しかし2010年代になってロシアが巡航ミサイルの開発をはじめたとして、アメリカは条約違反の疑いありと警告。さらに、中国がミサイル開発をはじめたことで、トランプ政権が業を煮やして、ついに今年2月1日にINF条約破棄をロシアに通告。ロシアもこれに呼応することとなり、半年後に条約は失効する見通しである。
核兵器削減を巡ってはINF以外にも、米ソ、米ロ間で重要な取極めがあった。1991年4月にはブッシュ(父)とゴルバチョフによる第一次戦略核兵器削減条約(STARTⅠ)が合意され、大陸間弾道ミサイル(ICBM)、潜水艦発射弾道ミサイル(SLBM)の半減が約束された。

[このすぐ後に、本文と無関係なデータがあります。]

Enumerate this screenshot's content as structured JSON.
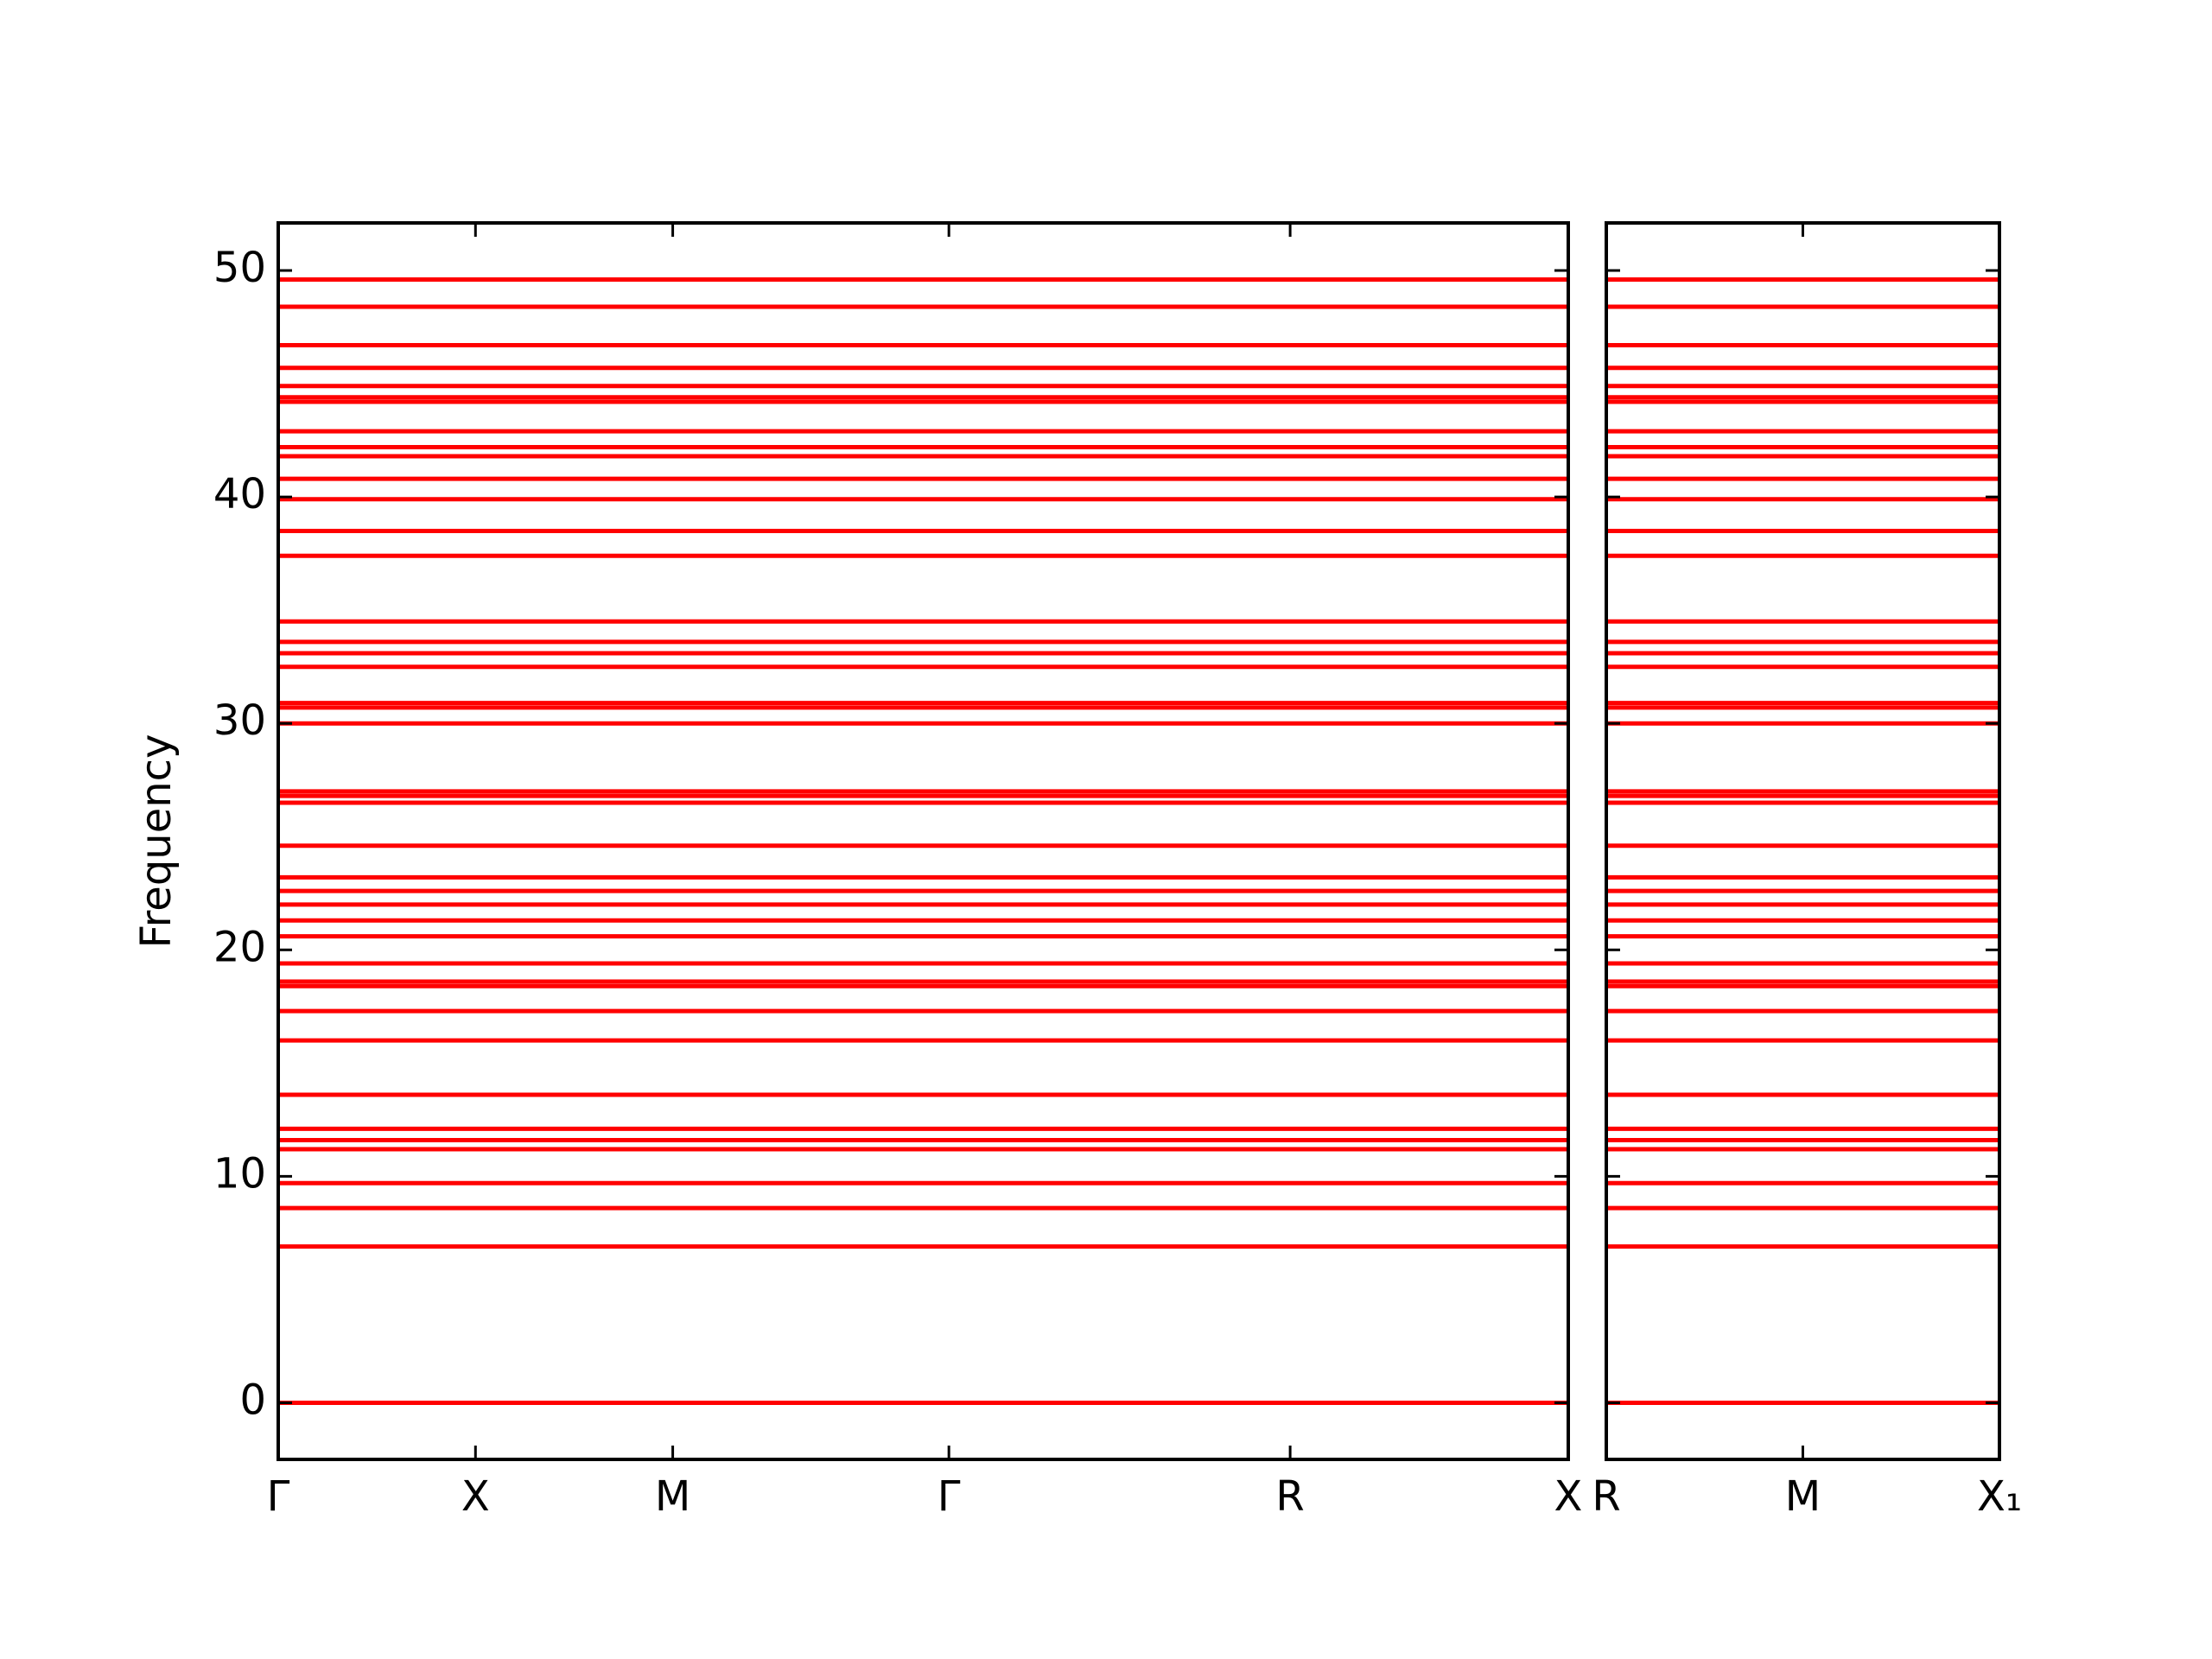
{
  "chart_data": [
    {
      "type": "line",
      "ylabel": "Frequency",
      "color": "#ff0000",
      "x": [
        0,
        6.54
      ],
      "xlim": [
        0,
        6.54
      ],
      "xticks": [
        {
          "value": 0,
          "label": "Γ"
        },
        {
          "value": 1,
          "label": "X"
        },
        {
          "value": 2,
          "label": "M"
        },
        {
          "value": 3.4,
          "label": "Γ"
        },
        {
          "value": 5.13,
          "label": "R"
        },
        {
          "value": 6.54,
          "label": "X"
        }
      ],
      "ylim": [
        -2.5,
        52.1
      ],
      "yticks": [
        0,
        10,
        20,
        30,
        40,
        50
      ],
      "show_ytick_labels": true,
      "series": [
        {
          "values": [
            0,
            0
          ]
        },
        {
          "values": [
            6.9,
            6.9
          ]
        },
        {
          "values": [
            8.6,
            8.6
          ]
        },
        {
          "values": [
            9.7,
            9.7
          ]
        },
        {
          "values": [
            11.2,
            11.2
          ]
        },
        {
          "values": [
            11.6,
            11.6
          ]
        },
        {
          "values": [
            12.1,
            12.1
          ]
        },
        {
          "values": [
            13.6,
            13.6
          ]
        },
        {
          "values": [
            16.0,
            16.0
          ]
        },
        {
          "values": [
            17.3,
            17.3
          ]
        },
        {
          "values": [
            18.4,
            18.4
          ]
        },
        {
          "values": [
            18.6,
            18.6
          ]
        },
        {
          "values": [
            19.4,
            19.4
          ]
        },
        {
          "values": [
            20.6,
            20.6
          ]
        },
        {
          "values": [
            21.3,
            21.3
          ]
        },
        {
          "values": [
            22.0,
            22.0
          ]
        },
        {
          "values": [
            22.6,
            22.6
          ]
        },
        {
          "values": [
            23.2,
            23.2
          ]
        },
        {
          "values": [
            24.6,
            24.6
          ]
        },
        {
          "values": [
            26.5,
            26.5
          ]
        },
        {
          "values": [
            26.8,
            26.8
          ]
        },
        {
          "values": [
            27.0,
            27.0
          ]
        },
        {
          "values": [
            30.0,
            30.0
          ]
        },
        {
          "values": [
            30.7,
            30.7
          ]
        },
        {
          "values": [
            30.9,
            30.9
          ]
        },
        {
          "values": [
            32.5,
            32.5
          ]
        },
        {
          "values": [
            33.1,
            33.1
          ]
        },
        {
          "values": [
            33.6,
            33.6
          ]
        },
        {
          "values": [
            34.5,
            34.5
          ]
        },
        {
          "values": [
            37.4,
            37.4
          ]
        },
        {
          "values": [
            38.5,
            38.5
          ]
        },
        {
          "values": [
            39.9,
            39.9
          ]
        },
        {
          "values": [
            40.8,
            40.8
          ]
        },
        {
          "values": [
            41.8,
            41.8
          ]
        },
        {
          "values": [
            42.2,
            42.2
          ]
        },
        {
          "values": [
            42.9,
            42.9
          ]
        },
        {
          "values": [
            44.2,
            44.2
          ]
        },
        {
          "values": [
            44.4,
            44.4
          ]
        },
        {
          "values": [
            44.9,
            44.9
          ]
        },
        {
          "values": [
            45.7,
            45.7
          ]
        },
        {
          "values": [
            46.7,
            46.7
          ]
        },
        {
          "values": [
            48.4,
            48.4
          ]
        },
        {
          "values": [
            49.6,
            49.6
          ]
        }
      ]
    },
    {
      "type": "line",
      "color": "#ff0000",
      "x": [
        0,
        2
      ],
      "xlim": [
        0,
        2
      ],
      "xticks": [
        {
          "value": 0,
          "label": "R"
        },
        {
          "value": 1,
          "label": "M"
        },
        {
          "value": 2,
          "label": "X₁"
        }
      ],
      "ylim": [
        -2.5,
        52.1
      ],
      "yticks": [
        0,
        10,
        20,
        30,
        40,
        50
      ],
      "show_ytick_labels": false,
      "series": [
        {
          "values": [
            0,
            0
          ]
        },
        {
          "values": [
            6.9,
            6.9
          ]
        },
        {
          "values": [
            8.6,
            8.6
          ]
        },
        {
          "values": [
            9.7,
            9.7
          ]
        },
        {
          "values": [
            11.2,
            11.2
          ]
        },
        {
          "values": [
            11.6,
            11.6
          ]
        },
        {
          "values": [
            12.1,
            12.1
          ]
        },
        {
          "values": [
            13.6,
            13.6
          ]
        },
        {
          "values": [
            16.0,
            16.0
          ]
        },
        {
          "values": [
            17.3,
            17.3
          ]
        },
        {
          "values": [
            18.4,
            18.4
          ]
        },
        {
          "values": [
            18.6,
            18.6
          ]
        },
        {
          "values": [
            19.4,
            19.4
          ]
        },
        {
          "values": [
            20.6,
            20.6
          ]
        },
        {
          "values": [
            21.3,
            21.3
          ]
        },
        {
          "values": [
            22.0,
            22.0
          ]
        },
        {
          "values": [
            22.6,
            22.6
          ]
        },
        {
          "values": [
            23.2,
            23.2
          ]
        },
        {
          "values": [
            24.6,
            24.6
          ]
        },
        {
          "values": [
            26.5,
            26.5
          ]
        },
        {
          "values": [
            26.8,
            26.8
          ]
        },
        {
          "values": [
            27.0,
            27.0
          ]
        },
        {
          "values": [
            30.0,
            30.0
          ]
        },
        {
          "values": [
            30.7,
            30.7
          ]
        },
        {
          "values": [
            30.9,
            30.9
          ]
        },
        {
          "values": [
            32.5,
            32.5
          ]
        },
        {
          "values": [
            33.1,
            33.1
          ]
        },
        {
          "values": [
            33.6,
            33.6
          ]
        },
        {
          "values": [
            34.5,
            34.5
          ]
        },
        {
          "values": [
            37.4,
            37.4
          ]
        },
        {
          "values": [
            38.5,
            38.5
          ]
        },
        {
          "values": [
            39.9,
            39.9
          ]
        },
        {
          "values": [
            40.8,
            40.8
          ]
        },
        {
          "values": [
            41.8,
            41.8
          ]
        },
        {
          "values": [
            42.2,
            42.2
          ]
        },
        {
          "values": [
            42.9,
            42.9
          ]
        },
        {
          "values": [
            44.2,
            44.2
          ]
        },
        {
          "values": [
            44.4,
            44.4
          ]
        },
        {
          "values": [
            44.9,
            44.9
          ]
        },
        {
          "values": [
            45.7,
            45.7
          ]
        },
        {
          "values": [
            46.7,
            46.7
          ]
        },
        {
          "values": [
            48.4,
            48.4
          ]
        },
        {
          "values": [
            49.6,
            49.6
          ]
        }
      ]
    }
  ]
}
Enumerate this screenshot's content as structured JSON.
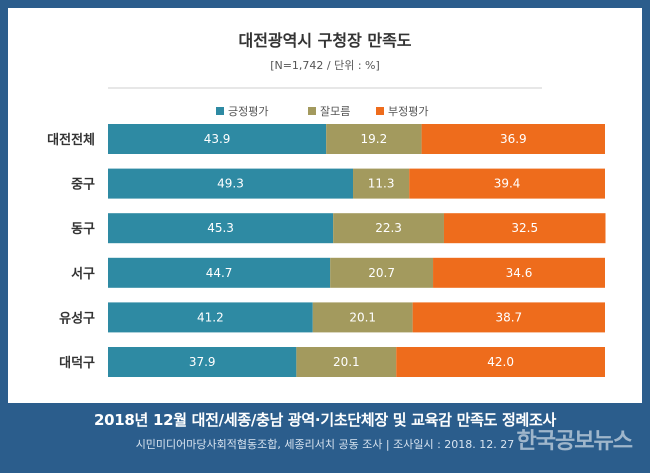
{
  "chart_data": {
    "type": "bar",
    "orientation": "horizontal",
    "stacked": true,
    "title": "대전광역시 구청장 만족도",
    "subtitle": "[N=1,742 / 단위 : %]",
    "categories": [
      "대전전체",
      "중구",
      "동구",
      "서구",
      "유성구",
      "대덕구"
    ],
    "series": [
      {
        "name": "긍정평가",
        "color": "#2e8aa3",
        "values": [
          43.9,
          49.3,
          45.3,
          44.7,
          41.2,
          37.9
        ]
      },
      {
        "name": "잘모름",
        "color": "#a39a5e",
        "values": [
          19.2,
          11.3,
          22.3,
          20.7,
          20.1,
          20.1
        ]
      },
      {
        "name": "부정평가",
        "color": "#ee6c1c",
        "values": [
          36.9,
          39.4,
          32.5,
          34.6,
          38.7,
          42.0
        ]
      }
    ],
    "value_labels": [
      [
        "43.9",
        "49.3",
        "45.3",
        "44.7",
        "41.2",
        "37.9"
      ],
      [
        "19.2",
        "11.3",
        "22.3",
        "20.7",
        "20.1",
        "20.1"
      ],
      [
        "36.9",
        "39.4",
        "32.5",
        "34.6",
        "38.7",
        "42.0"
      ]
    ],
    "xlim": [
      0,
      100
    ],
    "legend": "top-center",
    "grid": false
  },
  "footer": {
    "title": "2018년 12월 대전/세종/충남 광역·기초단체장 및 교육감 만족도 정례조사",
    "subtitle": "시민미디어마당사회적협동조합, 세종리서치 공동 조사 | 조사일시 : 2018. 12. 27",
    "watermark": "한국공보뉴스"
  }
}
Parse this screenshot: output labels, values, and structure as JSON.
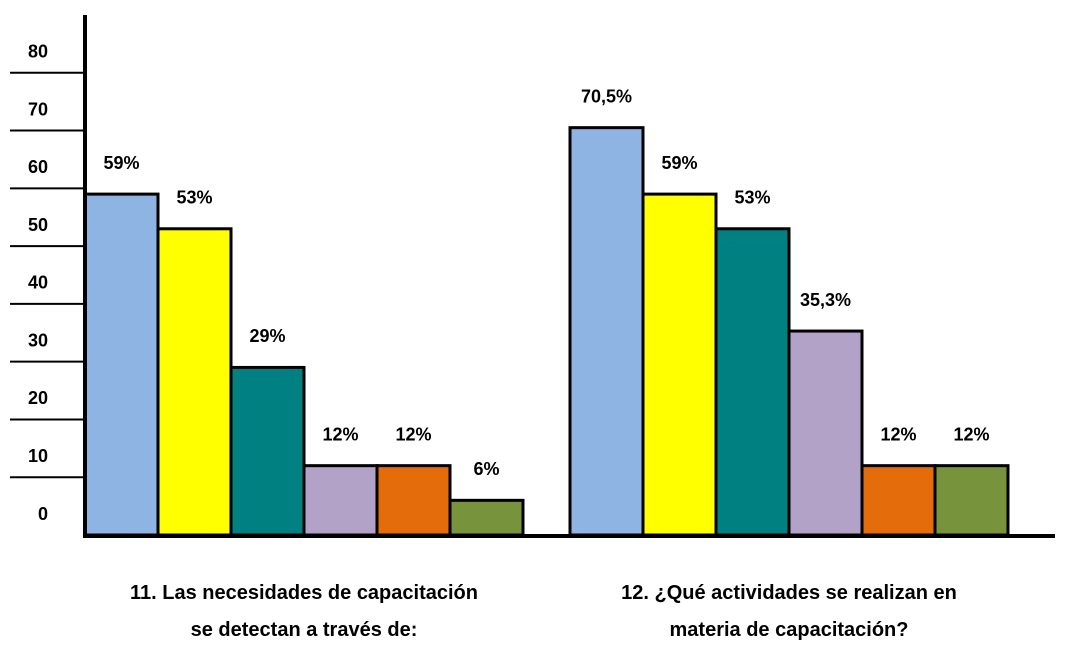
{
  "chart_data": {
    "type": "bar",
    "categories": [
      "11. Las necesidades de capacitación\nse detectan a través de:",
      "12. ¿Qué actividades se realizan en\nmateria de capacitación?"
    ],
    "series": [
      {
        "color": "#8eb4e3",
        "values": [
          59,
          70.5
        ],
        "value_labels": [
          "59%",
          "70,5%"
        ]
      },
      {
        "color": "#ffff00",
        "values": [
          53,
          59
        ],
        "value_labels": [
          "53%",
          "59%"
        ]
      },
      {
        "color": "#008080",
        "values": [
          29,
          53
        ],
        "value_labels": [
          "29%",
          "53%"
        ]
      },
      {
        "color": "#b3a2c7",
        "values": [
          12,
          35.3
        ],
        "value_labels": [
          "12%",
          "35,3%"
        ]
      },
      {
        "color": "#e46c0a",
        "values": [
          12,
          12
        ],
        "value_labels": [
          "12%",
          "12%"
        ]
      },
      {
        "color": "#77933c",
        "values": [
          6,
          12
        ],
        "value_labels": [
          "6%",
          "12%"
        ]
      }
    ],
    "ylim": [
      0,
      90
    ],
    "yticks": [
      0,
      10,
      20,
      30,
      40,
      50,
      60,
      70,
      80
    ]
  }
}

1993年1月にはブッシュ(父)とエリツィンによるSTARTⅡでさらなる半減の合意。2002年5月ブッシュ(子)とプーチンの間で戦略攻撃戦力削減条約(モスクワ条約)が合意された。これらの3つの条約はほとんど成果が上がってなかったのに比べ、実効性を伴っていたのがINF条約だっただけに、その破棄は極めて残念としか言いようがない。
2009年には、当時のオバマ大統領がプラハで「核廃絶は道義的責任」という歴史的な演説を行ない、ノーベル平和賞を受賞した。この時は「世界終末時計」が少し戻った感があるが、今回のトランプ大統領の決定で、また進んでしまったようだ。米ロをはじめ、核保有各国のパワーバランスによって核の使用が抑えられている現実は認めざるを得ないが、均衡のレベルを下げることは、まさに各国に課された人類への極めて重い「道義的責任」である。